Pour se protéger de l'optimisme débridé de Keynes, ses héritiers ne perçoivent pas la vie en rose. Seul Alvin Roth, Prix Nobel 2012, affirme que " la science économique au XXIIe siècle sera à l'avant-garde des sciences sociales ", parce qu'elle aura su intégrer la sociologie, la science politique, la psychologie et la biologie. " L'amélioration du bien-être va se poursuivre ", affirme ce professeur à la Harvard Business School, grâce, notamment, à la révolution de la santé : " Des médicaments vont doper toutes nos performances tout comme le développement de la génétique. " " L'intelligence artificielle aura atteint un tel niveau que la technologie sera elle-même en partie autonome, elle agira sans intervention humaine directe, explicitera des objectifs à moyen terme et formulera des plans pour les réaliser. "
C'est un autre Prix Nobel, Robert Shiller (2013), qui lui répond, un chapitre plus loin, en dessinant les contours du siècle prochain : une planète menacée, des armes de destruction massive plus nombreuses, des technologies de l'information qui rendront précaires tous les métiers. Les enfants de nos enfants auront d'abord à apprendre à gérer des risques aggravés et multiples. Une nouvelle science sera consacrée à cette gestion des risques, alimentée par le développement fulgurant des nouvelles technologies. Robert Shiller prévoit aussi l'émergence d'" une nouvelle élite " composée de " tous ceux qui se connecteront fréquemment à l'intelligence artificielle " : " Des milliards d'individus en seront exclus et vivront au sein de ghettos à l'échelle mondiale. "
Bloquer la société
Dans le même esprit, Edward Glaeser, professeur à l'université Harvard, annonce autant qu'il redoute l'émergence d'" une économie de la peur " et de " l'autoprotection ". Les plus riches voudront conserver leur avantage et défendre un statu quo. Ils tenteront de bloquer la société en abusant de toutes les protections : dépenses militaires démesurées, barrières réglementaires, limitation de la liberté économique. " Une société qui s'autoprotège est plus intéressée à conserver qu'à innover ", conclut Glaeser.

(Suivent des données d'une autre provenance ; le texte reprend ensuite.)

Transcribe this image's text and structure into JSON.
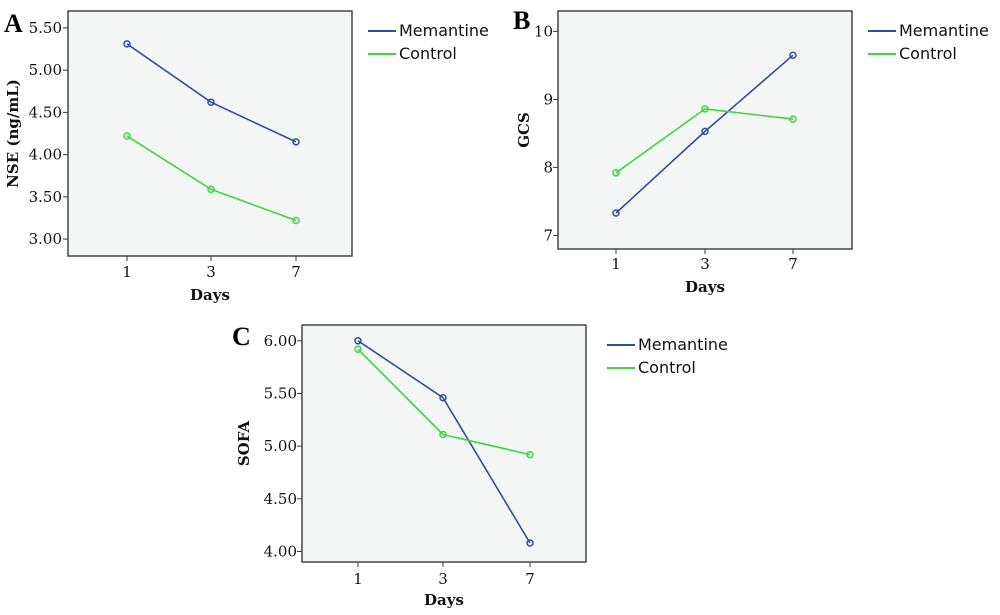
{
  "chart_data": [
    {
      "panel": "A",
      "type": "line",
      "title": "",
      "xlabel": "Days",
      "ylabel": "NSE (ng/mL)",
      "categories": [
        "1",
        "3",
        "7"
      ],
      "ylim": [
        2.8,
        5.7
      ],
      "yticks": [
        3.0,
        3.5,
        4.0,
        4.5,
        5.0,
        5.5
      ],
      "ytick_labels": [
        "3.00",
        "3.50",
        "4.00",
        "4.50",
        "5.00",
        "5.50"
      ],
      "grid": false,
      "legend_position": "right",
      "series": [
        {
          "name": "Memantine",
          "color": "#2e4f9e",
          "values": [
            5.31,
            4.62,
            4.15
          ]
        },
        {
          "name": "Control",
          "color": "#3dd63d",
          "values": [
            4.22,
            3.59,
            3.22
          ]
        }
      ]
    },
    {
      "panel": "B",
      "type": "line",
      "title": "",
      "xlabel": "Days",
      "ylabel": "GCS",
      "categories": [
        "1",
        "3",
        "7"
      ],
      "ylim": [
        6.8,
        10.3
      ],
      "yticks": [
        7,
        8,
        9,
        10
      ],
      "ytick_labels": [
        "7",
        "8",
        "9",
        "10"
      ],
      "grid": false,
      "legend_position": "right",
      "series": [
        {
          "name": "Memantine",
          "color": "#2e4f9e",
          "values": [
            7.33,
            8.53,
            9.65
          ]
        },
        {
          "name": "Control",
          "color": "#3dd63d",
          "values": [
            7.92,
            8.86,
            8.71
          ]
        }
      ]
    },
    {
      "panel": "C",
      "type": "line",
      "title": "",
      "xlabel": "Days",
      "ylabel": "SOFA",
      "categories": [
        "1",
        "3",
        "7"
      ],
      "ylim": [
        3.9,
        6.15
      ],
      "yticks": [
        4.0,
        4.5,
        5.0,
        5.5,
        6.0
      ],
      "ytick_labels": [
        "4.00",
        "4.50",
        "5.00",
        "5.50",
        "6.00"
      ],
      "grid": false,
      "legend_position": "right",
      "series": [
        {
          "name": "Memantine",
          "color": "#2e4f9e",
          "values": [
            6.0,
            5.46,
            4.08
          ]
        },
        {
          "name": "Control",
          "color": "#3dd63d",
          "values": [
            5.92,
            5.11,
            4.92
          ]
        }
      ]
    }
  ],
  "style": {
    "plot_background": "#f4f6f6",
    "frame_color": "#3a3a3a"
  }
}
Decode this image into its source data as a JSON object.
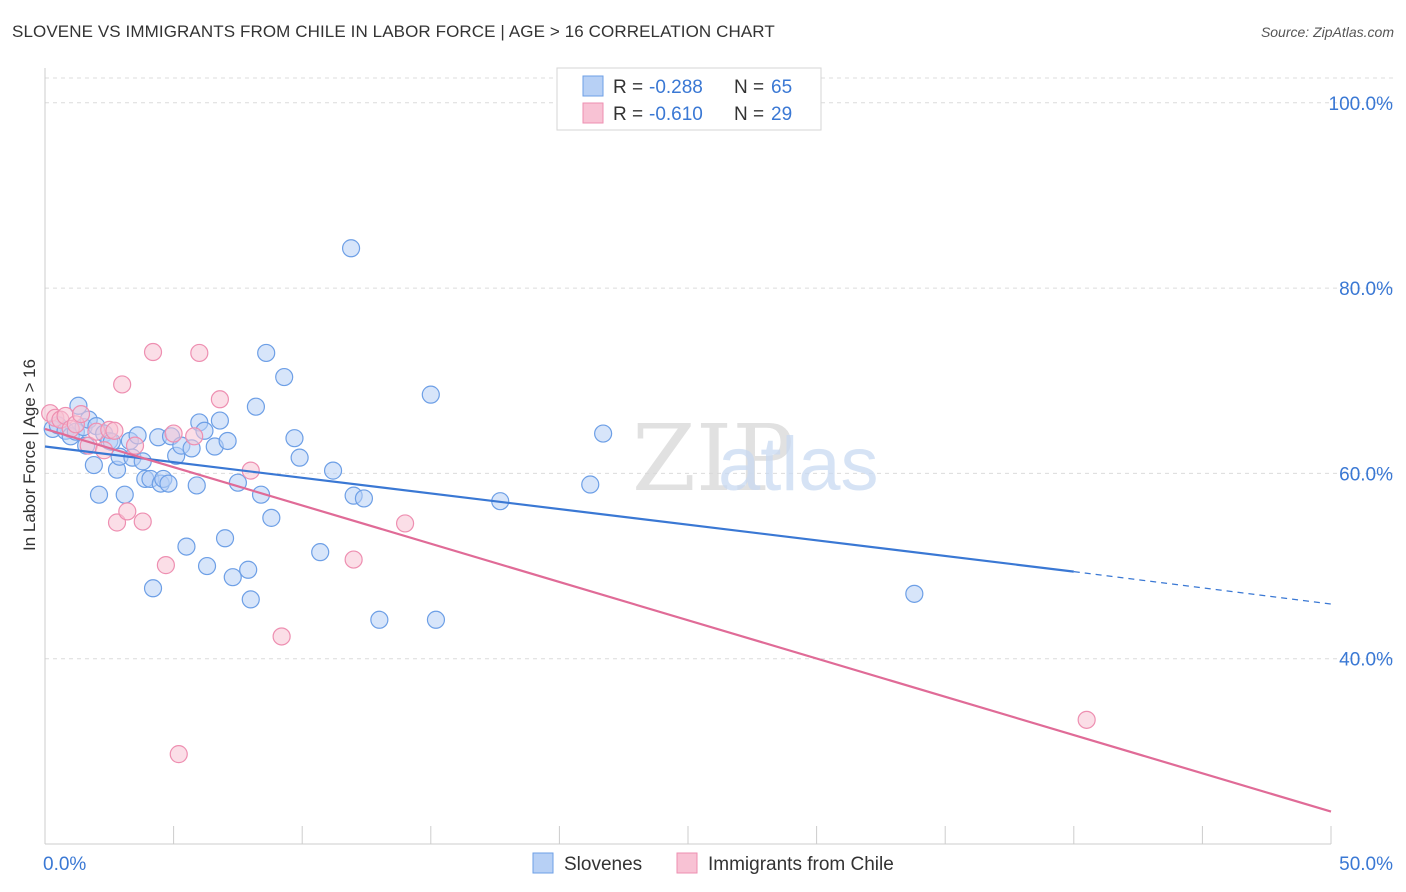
{
  "title": "SLOVENE VS IMMIGRANTS FROM CHILE IN LABOR FORCE | AGE > 16 CORRELATION CHART",
  "source": "Source: ZipAtlas.com",
  "watermark": {
    "zip": "ZIP",
    "atlas": "atlas"
  },
  "colors": {
    "blue": "#3a78d4",
    "blue_fill": "#b7d0f5",
    "blue_stroke": "#6d9fe6",
    "pink": "#e06b97",
    "pink_fill": "#f8c2d4",
    "pink_stroke": "#ee8fb1",
    "tick_text": "#3a78d4",
    "grid": "#dcdcdc"
  },
  "legend_top": [
    {
      "label_r": "R = ",
      "r": "-0.288",
      "label_n": "N = ",
      "n": "65"
    },
    {
      "label_r": "R = ",
      "r": "-0.610",
      "label_n": "N = ",
      "n": "29"
    }
  ],
  "chart_data": {
    "type": "scatter",
    "title": "SLOVENE VS IMMIGRANTS FROM CHILE IN LABOR FORCE | AGE > 16 CORRELATION CHART",
    "xlabel": "",
    "ylabel": "In Labor Force | Age > 16",
    "xlim": [
      0,
      50
    ],
    "ylim": [
      20,
      103
    ],
    "x_tick_labels": [
      "0.0%",
      "50.0%"
    ],
    "y_ticks": [
      40,
      60,
      80,
      100
    ],
    "y_tick_labels": [
      "40.0%",
      "60.0%",
      "80.0%",
      "100.0%"
    ],
    "legend": [
      "Slovenes",
      "Immigrants from Chile"
    ],
    "series": [
      {
        "name": "Slovenes",
        "trend": {
          "x0": 0,
          "y0": 62.9,
          "x1": 40,
          "y1": 49.4,
          "x_dash_end": 50,
          "y_dash_end": 45.9
        },
        "points": [
          [
            0.3,
            64.8
          ],
          [
            0.5,
            65.2
          ],
          [
            0.8,
            64.6
          ],
          [
            1.0,
            64.0
          ],
          [
            1.2,
            64.5
          ],
          [
            1.3,
            67.3
          ],
          [
            1.5,
            65.0
          ],
          [
            1.6,
            63.0
          ],
          [
            1.7,
            65.8
          ],
          [
            1.9,
            60.9
          ],
          [
            2.0,
            65.1
          ],
          [
            2.1,
            57.7
          ],
          [
            2.3,
            64.3
          ],
          [
            2.5,
            63.5
          ],
          [
            2.6,
            63.4
          ],
          [
            2.8,
            60.4
          ],
          [
            2.9,
            61.8
          ],
          [
            3.1,
            57.7
          ],
          [
            3.3,
            63.5
          ],
          [
            3.4,
            61.7
          ],
          [
            3.6,
            64.1
          ],
          [
            3.8,
            61.3
          ],
          [
            3.9,
            59.4
          ],
          [
            4.1,
            59.4
          ],
          [
            4.2,
            47.6
          ],
          [
            4.4,
            63.9
          ],
          [
            4.5,
            58.9
          ],
          [
            4.6,
            59.4
          ],
          [
            4.8,
            58.9
          ],
          [
            4.9,
            64.0
          ],
          [
            5.1,
            61.9
          ],
          [
            5.3,
            63.0
          ],
          [
            5.5,
            52.1
          ],
          [
            5.7,
            62.7
          ],
          [
            5.9,
            58.7
          ],
          [
            6.0,
            65.5
          ],
          [
            6.2,
            64.6
          ],
          [
            6.3,
            50.0
          ],
          [
            6.6,
            62.9
          ],
          [
            6.8,
            65.7
          ],
          [
            7.0,
            53.0
          ],
          [
            7.1,
            63.5
          ],
          [
            7.3,
            48.8
          ],
          [
            7.5,
            59.0
          ],
          [
            7.9,
            49.6
          ],
          [
            8.0,
            46.4
          ],
          [
            8.2,
            67.2
          ],
          [
            8.4,
            57.7
          ],
          [
            8.6,
            73.0
          ],
          [
            8.8,
            55.2
          ],
          [
            9.3,
            70.4
          ],
          [
            9.7,
            63.8
          ],
          [
            9.9,
            61.7
          ],
          [
            10.7,
            51.5
          ],
          [
            11.2,
            60.3
          ],
          [
            11.9,
            84.3
          ],
          [
            12.0,
            57.6
          ],
          [
            12.4,
            57.3
          ],
          [
            13.0,
            44.2
          ],
          [
            15.0,
            68.5
          ],
          [
            15.2,
            44.2
          ],
          [
            17.7,
            57.0
          ],
          [
            21.2,
            58.8
          ],
          [
            21.7,
            64.3
          ],
          [
            33.8,
            47.0
          ]
        ]
      },
      {
        "name": "Immigrants from Chile",
        "trend": {
          "x0": 0,
          "y0": 64.8,
          "x1": 50,
          "y1": 23.5
        },
        "points": [
          [
            0.2,
            66.5
          ],
          [
            0.4,
            66.0
          ],
          [
            0.6,
            65.8
          ],
          [
            0.8,
            66.2
          ],
          [
            1.0,
            64.8
          ],
          [
            1.2,
            65.3
          ],
          [
            1.4,
            66.4
          ],
          [
            1.7,
            63.0
          ],
          [
            2.0,
            64.5
          ],
          [
            2.3,
            62.5
          ],
          [
            2.5,
            64.7
          ],
          [
            2.7,
            64.6
          ],
          [
            2.8,
            54.7
          ],
          [
            3.0,
            69.6
          ],
          [
            3.2,
            55.9
          ],
          [
            3.5,
            63.0
          ],
          [
            3.8,
            54.8
          ],
          [
            4.2,
            73.1
          ],
          [
            4.7,
            50.1
          ],
          [
            5.0,
            64.3
          ],
          [
            5.2,
            29.7
          ],
          [
            5.8,
            64.0
          ],
          [
            6.0,
            73.0
          ],
          [
            6.8,
            68.0
          ],
          [
            8.0,
            60.3
          ],
          [
            9.2,
            42.4
          ],
          [
            12.0,
            50.7
          ],
          [
            14.0,
            54.6
          ],
          [
            40.5,
            33.4
          ]
        ]
      }
    ]
  }
}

Mais c'est Martin Weitzman, économiste spécialisé depuis des années sur la question du climat, qui signe la prévision la plus sombre. " C'est désormais une quasi-certitude, l'homme va provoquer un bouleversement du climat de la planète. " Un changement " anthropocène ", sans précédent dans l'histoire de l'humanité. Weitzman ne croit ni au miracle ni à la possibilité d'un accord international à la hauteur des enjeux.

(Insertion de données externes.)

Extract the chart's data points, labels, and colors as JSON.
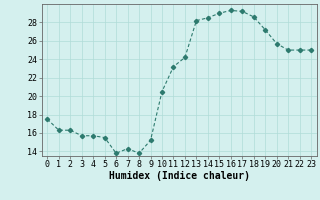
{
  "x": [
    0,
    1,
    2,
    3,
    4,
    5,
    6,
    7,
    8,
    9,
    10,
    11,
    12,
    13,
    14,
    15,
    16,
    17,
    18,
    19,
    20,
    21,
    22,
    23
  ],
  "y": [
    17.5,
    16.3,
    16.3,
    15.7,
    15.7,
    15.5,
    13.8,
    14.3,
    13.8,
    15.2,
    20.5,
    23.2,
    24.2,
    28.2,
    28.5,
    29.0,
    29.3,
    29.2,
    28.6,
    27.2,
    25.7,
    25.0,
    25.0,
    25.0
  ],
  "line_color": "#2d7a6e",
  "marker": "D",
  "marker_size": 2.2,
  "bg_color": "#d4f0ee",
  "grid_color": "#b0dcd8",
  "xlabel": "Humidex (Indice chaleur)",
  "ylim": [
    13.5,
    30.0
  ],
  "xlim": [
    -0.5,
    23.5
  ],
  "yticks": [
    14,
    16,
    18,
    20,
    22,
    24,
    26,
    28
  ],
  "xticks": [
    0,
    1,
    2,
    3,
    4,
    5,
    6,
    7,
    8,
    9,
    10,
    11,
    12,
    13,
    14,
    15,
    16,
    17,
    18,
    19,
    20,
    21,
    22,
    23
  ],
  "xlabel_fontsize": 7,
  "tick_fontsize": 6
}
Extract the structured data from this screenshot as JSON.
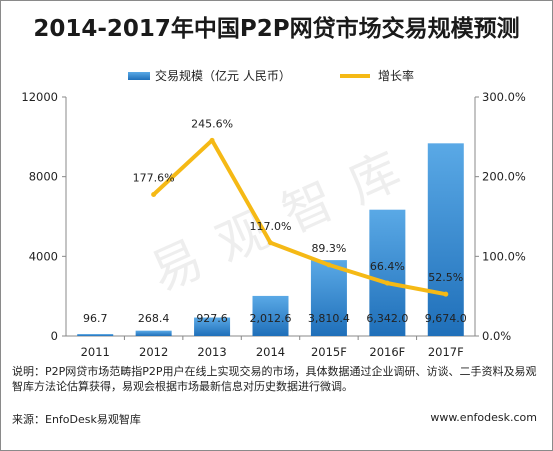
{
  "title": "2014-2017年中国P2P网贷市场交易规模预测",
  "watermark": "易观智库",
  "note": "说明：P2P网贷市场范畴指P2P用户在线上实现交易的市场，具体数据通过企业调研、访谈、二手资料及易观智库方法论估算获得，易观会根据市场最新信息对历史数据进行微调。",
  "source": "来源：EnfoDesk易观智库",
  "website": "www.enfodesk.com",
  "colors": {
    "bar_top": "#5aa9e6",
    "bar_bottom": "#1f6fb9",
    "line": "#f5b915"
  },
  "chart_data": {
    "type": "bar",
    "categories": [
      "2011",
      "2012",
      "2013",
      "2014",
      "2015F",
      "2016F",
      "2017F"
    ],
    "series": [
      {
        "name": "交易规模（亿元 人民币）",
        "axis": "left",
        "values": [
          96.7,
          268.4,
          927.6,
          2012.6,
          3810.4,
          6342.0,
          9674.0
        ],
        "labels": [
          "96.7",
          "268.4",
          "927.6",
          "2,012.6",
          "3,810.4",
          "6,342.0",
          "9,674.0"
        ]
      },
      {
        "name": "增长率",
        "type": "line",
        "axis": "right",
        "values": [
          null,
          177.6,
          245.6,
          117.0,
          89.3,
          66.4,
          52.5
        ],
        "labels": [
          "",
          "177.6%",
          "245.6%",
          "117.0%",
          "89.3%",
          "66.4%",
          "52.5%"
        ]
      }
    ],
    "y_left": {
      "ylim": [
        0,
        12000
      ],
      "ticks": [
        "0",
        "4000",
        "8000",
        "12000"
      ]
    },
    "y_right": {
      "ylim": [
        0,
        300
      ],
      "ticks": [
        "0.0%",
        "100.0%",
        "200.0%",
        "300.0%"
      ]
    },
    "legend_position": "top"
  }
}
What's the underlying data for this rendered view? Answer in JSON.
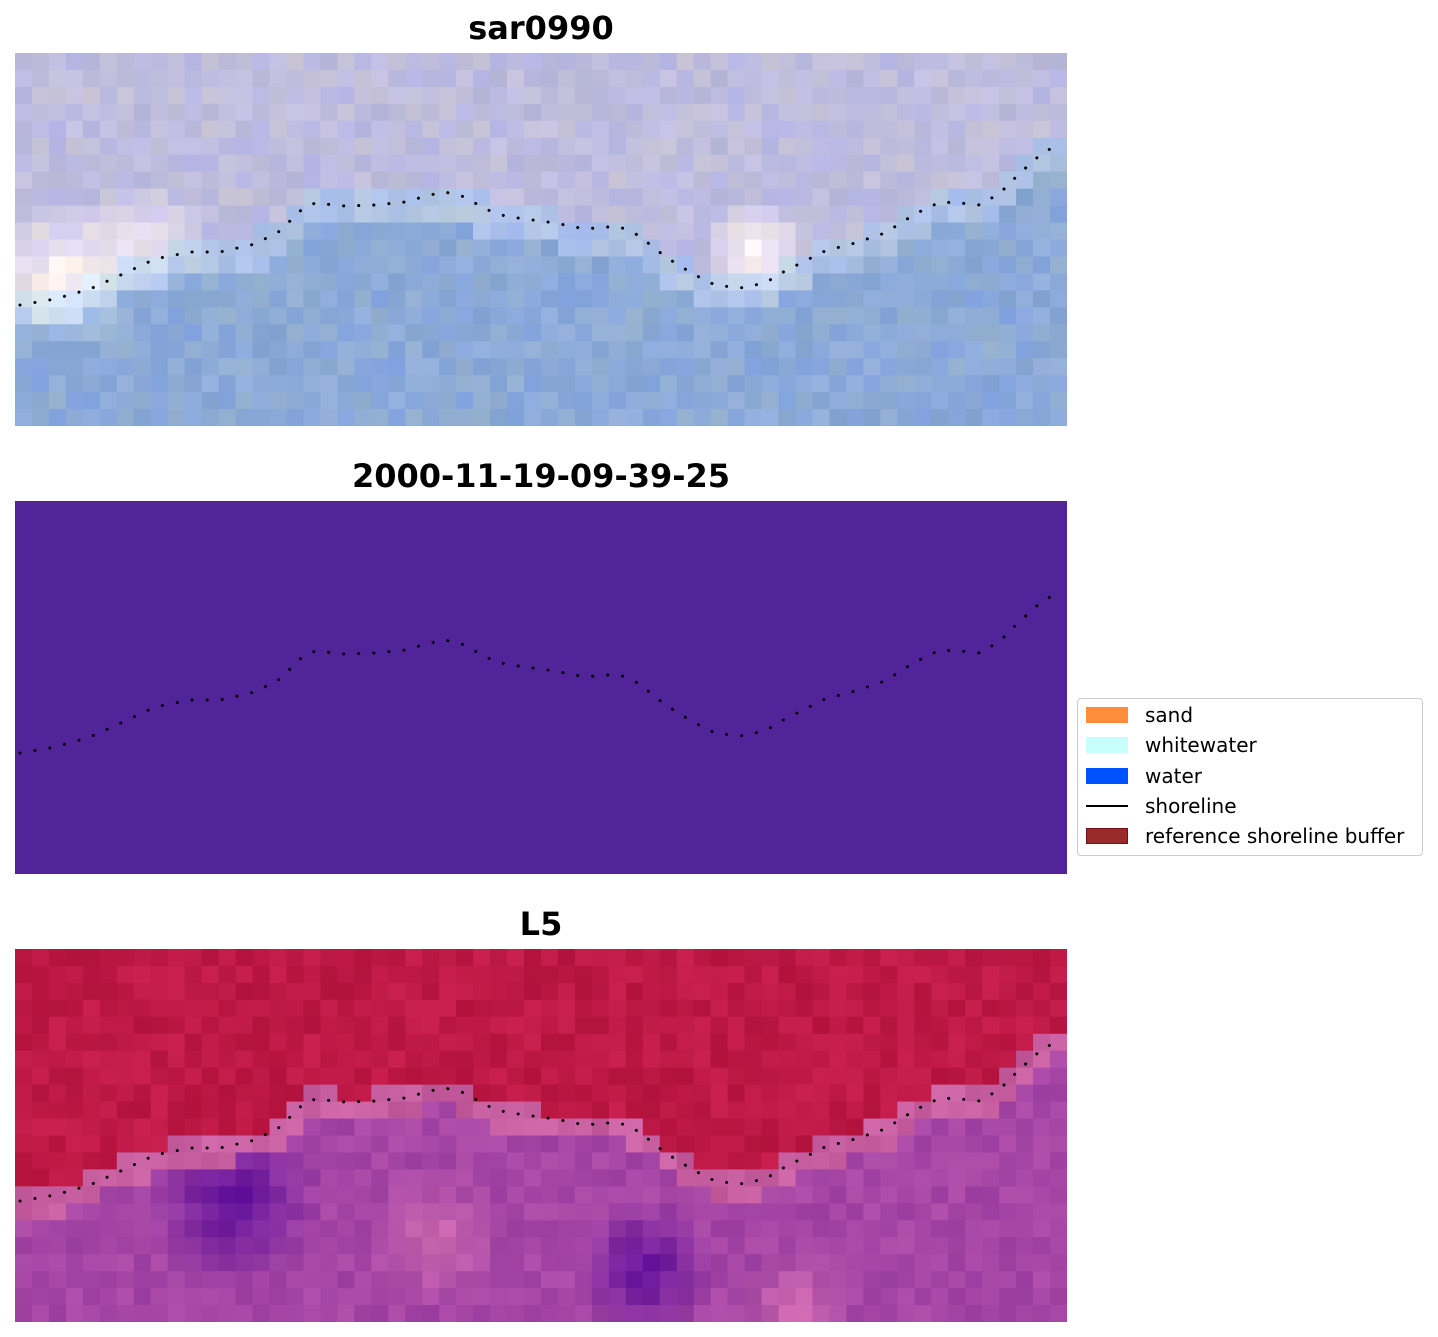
{
  "panels": [
    {
      "title": "sar0990",
      "kind": "rgb-false-color-1"
    },
    {
      "title": "2000-11-19-09-39-25",
      "kind": "classified",
      "fill": "#52249a"
    },
    {
      "title": "L5",
      "kind": "rgb-false-color-2"
    }
  ],
  "legend": {
    "placement": "right-center",
    "items": [
      {
        "label": "sand",
        "type": "patch",
        "color": "#ff8c3a"
      },
      {
        "label": "whitewater",
        "type": "patch",
        "color": "#c8fefb"
      },
      {
        "label": "water",
        "type": "patch",
        "color": "#0052ff"
      },
      {
        "label": "shoreline",
        "type": "line",
        "color": "#000000"
      },
      {
        "label": "reference shoreline buffer",
        "type": "patch",
        "color": "#9b2a2a",
        "edge": "#6e1212"
      }
    ]
  },
  "shoreline_color": "#000000"
}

L'homme, affirme-t-il, n'a ni la lucidité ni " la patience de faire face à des événements, même catastrophiques, qui pourraient survenir dans un futur éloigné. Il est possible que d'autres civilisations apprennent à avoir l'expérience du futur, ce n'est pas le cas de la nôtre ", tranche l'économiste.

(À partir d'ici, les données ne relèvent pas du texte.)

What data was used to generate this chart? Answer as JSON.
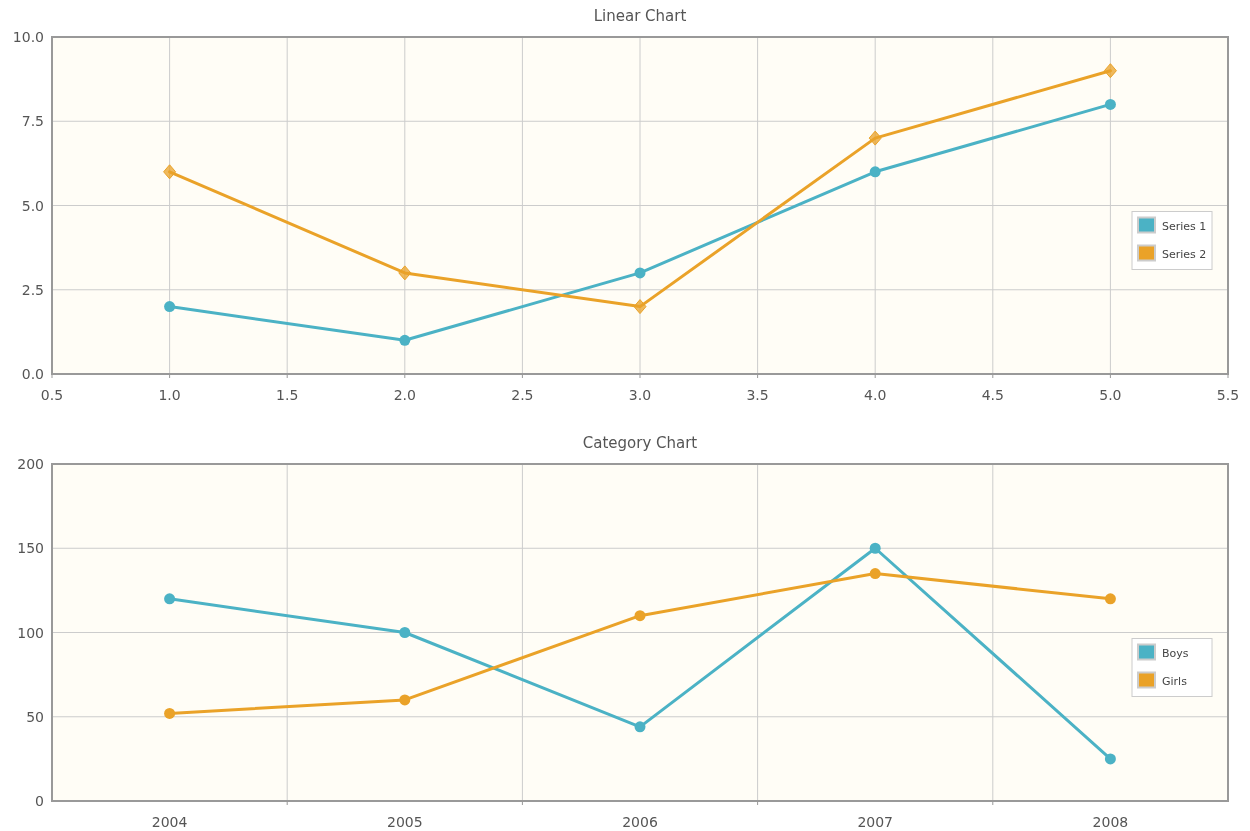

Quand la menace imminente se fera sentir, il sera donc trop tard. Se poserait alors, dans une situation inconnue, la question de la " cohabitation de l'homme et de la nature ". Weitzman s'appuie pourtant sur les travaux d'un autre Nobel, de chimie cette fois, Paul Crutzen (2006), pour esquisser un autre scénario : la mise en place d'un " bouclier solaire artificiel ", " seul moyen d'éviter rapidement les catastrophes provoquées par la hausse des températures ". Une solution d'urgence, à faible coût, sans doute à portée de main sur le plan technique, mais une solution d'attente avant que les hommes ne se soient engagés dans une nouvelle révolution de l'économie.
La réalité du XXIIe siècle est soumise au grand défi du XXIe : être capable de gérer à court terme les impératifs du long terme. A lire nos économistes, il n'y a pas que les djihadistes qui menaceront nos démocraties.